A cosa serve una costituzione? In un periodo in cui in Italia si discute di riforme istituzionali e di modifica della legge elettorale, la domanda non è affatto retorica.
Nel paese è ancora forte l’idea che la carta costituzionale italiana sia la più bella del mondo e che quindi debba essere difesa sempre e in ogni sua parte. Però, al di là dell’affermazione dei valori e dei princìpi in cui si riconosce la comunità nazionale, la costituzione ha lo scopo di definire le regole che permettono l’esercizio del potere politico (legittimato dal voto popolare) e di garantire l’equilibro tra i poteri. Da questo punto di vista appare evidente che oggi le istituzioni italiane sono inadeguate.
Il bicameralismo perfetto, il predominio di fatto del potere legislativo (compensato da un ricorso eccessivo ai decreti legge da parte dei governi) o anche lo scontro continuo tra potere politico e potere giudiziario mostrano i limiti di un testo nato nell’immediato dopoguerra con l’imperativo – pensando al fascismo – di evitare di dare troppa forza all’esecutivo. Ma in un mondo globalizzato è folle arroccarsi in difesa di una costituzione adatta a una situazione storica di settant’anni fa. Significa non volersi dotare di un governo in grado di prendere provvedimenti rapidi e incisivi e di far sentire la sua voce all’estero.
Si potrebbe obiettare che il sistema istituzionale tedesco, per esempio, assegna al parlamento un ruolo essenziale. È vero. Prima di ogni vertice europeo la cancelliera Angela Merkel deve andare davanti al bundestag. Al punto che l’esito delle decisioni prese nei vertici comunitari a Bruxelles dipende dal voto dei deputati tedeschi. Però c’è un differenza notevole: la stabilità dell’esecutivo tedesco, resa possibile dalla legge elettorale e dalla funzionalità delle istituzioni. Negli ultimi vent’anni, dal 1993 a oggi, come in un triste catalogo politico del don Giovanni, in Germania ci sono stati tre cancellieri, in Francia quattro presidenti della repubblica, “ma in Italia son già” dodici presidenti del consiglio.
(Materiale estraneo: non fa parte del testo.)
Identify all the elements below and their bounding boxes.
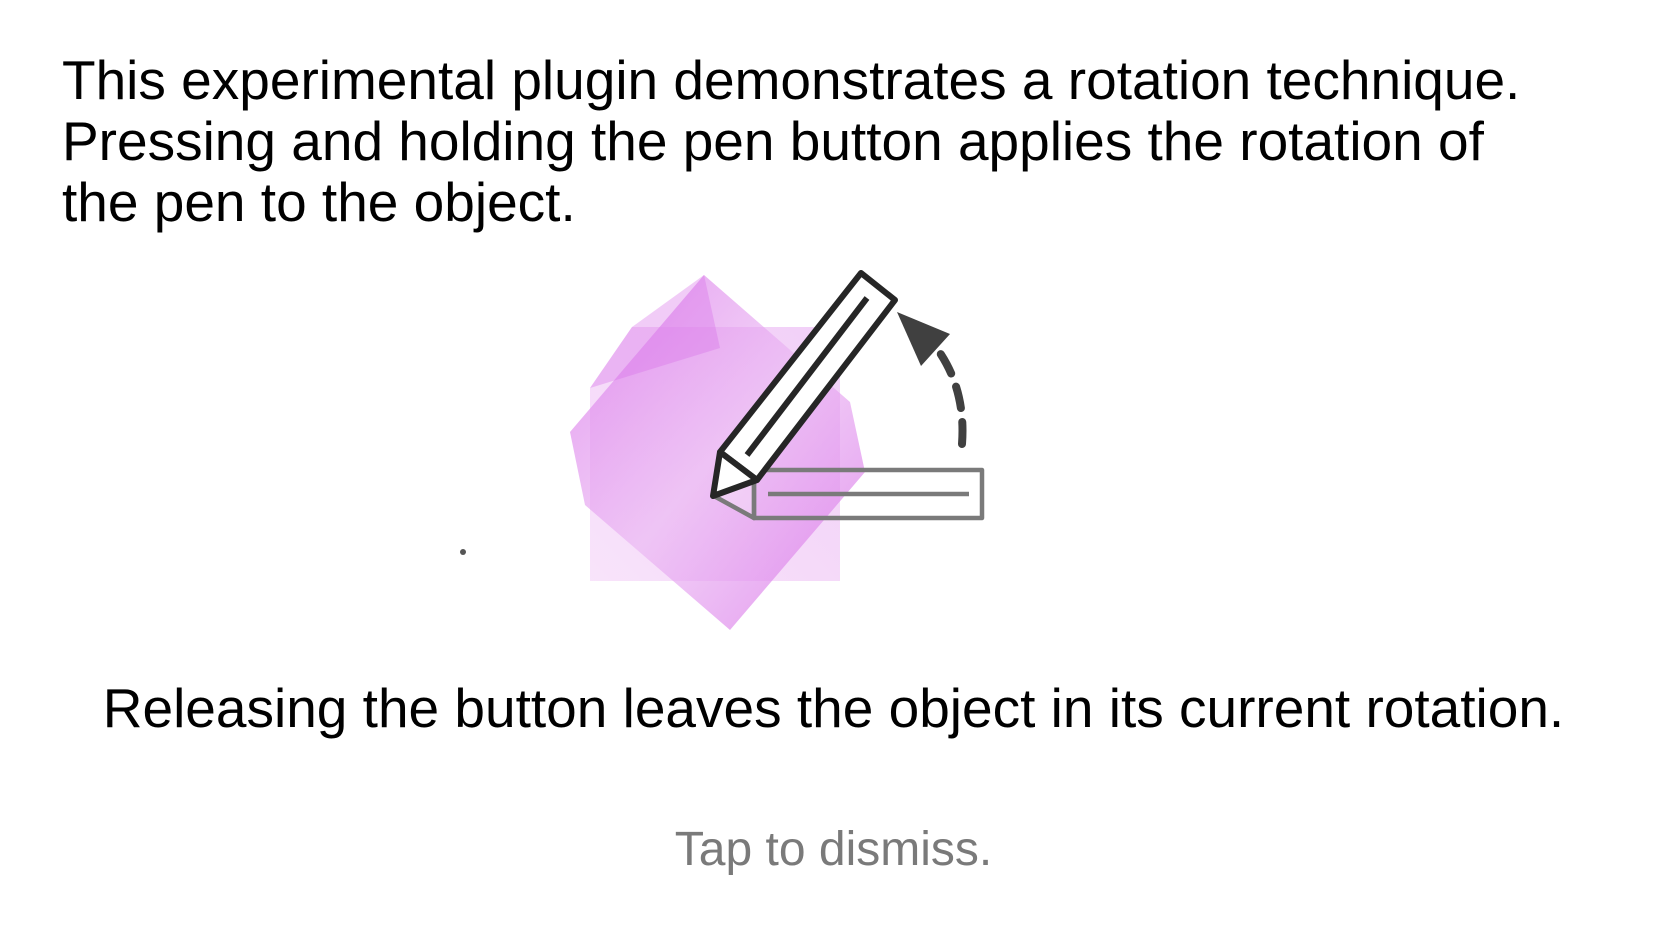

Voler difendere a ogni costo la rappresentanza proporzionale o l’uguaglianza dei poteri tra camera e senato, insorgendo davanti ogni prospettiva di sistema semipresidenziale, significa preferire la democrazia formale a quella reale. Temere che un governo in carica per cinque anni possa mettere in discussione il buon funzionamento democratico significa non avere fiducia nel radicamento della democrazia in Italia e nella sua capacità di scegliere l’alternanza.
Un paese debole
Anche Silvio Berlusconi, con il suo potere economico e il suo impero nel settore dei mezzi di comunicazione, ha perso alcune elezioni. Ha partecipato sei volte, vincendone tre, perdendone due e pareggiandone una. In fin dei conti la storica ossessione per il rischio dell’uomo forte ha fatto dimenticare l’Italia debole.
Il paese è debole perché ha istituzioni che non garantiscono efficienza e stabilità. Debole per il peso sempre più relativo nel mondo. In fondo, l’attuale dibattito sulle riforme della costituzione costituisce, in sé, una testimonianza dell’inadeguatezza di gran parte della classe dirigente. Perché prima ancora delle istituzioni nazionali sono quelle europee che dovrebbero essere discusse e riformate con urgenza. In modo da dare molto più potere e legittimità all’esecutivo dell’Unione europea attraverso la democrazia diretta.
Il presidente del consiglio Enrico Letta e il ministro degli esteri Emma Bonino l’hanno capito da tempo, anche se in Italia e in Europa sembrano isolati. E non è un caso se l’attuale premier italiano sostiene da anni l’elezione a suffragio universale del presidente dell’Unione europea. Da molto tempo prima che si esprimesse su come cambiare le regole per arrivare al Quirinale.